Our family is a mess. Unfortunately, it’s typical mother-in-law drama. We worked for years and were dismissed for being outlaws rather than in-laws. Our son recently suggested we set up a college trust fund for his son. I replied and waffled. But I have good reason to hesitate.
When we were talking on the phone and asked their 5-year-old daughter to be quiet because they were “talking to Nana,” the boy asked, “Who is Nana?” He pops up. They replied, “She is my father’s mother and your grandmother.” Obviously we don’t get to see each other as often as I’d like, but these calls always end the same way.
“No,” said the girl angrily. mine Grandpa! It’s Eleanor. mine Grandpa!” (her maternal grandmother) and let the statement go uncorrected. As the expert in the room, I say nothing – as a general principle it is unwise to correct the behavior of other people’s children. Any thoughts on this?
Should I set up a college trust fund for a kid who doesn’t even know who I am?
You can’t hold a 5-year-old responsible for what she says to her parents, knowing or unknowingly how she feels on the other end of the line. Her world is very small, and if she doesn’t see you and connect with you, the adults in the room are to blame for that – both rooms. They include you, her son and daughter-in-law.

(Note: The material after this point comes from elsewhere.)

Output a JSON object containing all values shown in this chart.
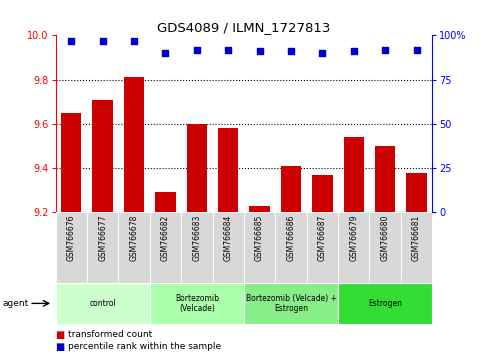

Perhaps your daughter-in-law is not easy to deal with, and she may feel the same way about you, but very sensitive parents can often correct their past mistakes by becoming engaged grandparents. That requires birthday cards and visits. And, once again, both parents and grandparents have a responsibility to do that.
The beauty of the grandparent/grandchild relationship can exist independently of the relationship with the parents, if all parties agree to put the children first. If your child wants you to set up a 529 plan, it’s a good idea to tell them that you shouldn’t be a helicopter grandparent if you’re contributing to your grandchild’s college education.
“‘If you’re contributing to your child’s college education, it makes sense not to be a helicopter grandparent.’“
As my colleague Alessandra Malito points out, grandparents are good candidates for setting up 529 plans for their grandchildren’s tax benefits. “When Grandma and Grandpa set up a 529 plan, which is a government-sponsored college education account, the assets don’t count against the child when they fill out their financial aid application,” she wrote.
“These accounts are tax-deductible in many states, making them an ideal option for someone who wants to benefit grandparents at tax time and leave a legacy with a specific purpose,” Malito added. There are two types: Tuition Today’s prepaid plans for certain colleges, and flexible savings plans for tuition, accommodation, and sometimes textbooks.
To give you an idea of how popular they are and the financial commitment: More than $434 billion in assets were invested in 529 education savings accounts last year, a 10 percent increase over the previous year. The average account size was $30,287. The withdrawals are tax-free if they are used for approved educational purposes.
If you can afford it, set up a 529 plan. It is bread on water for your family. Seeing your grandchild off to college should be “reward” enough.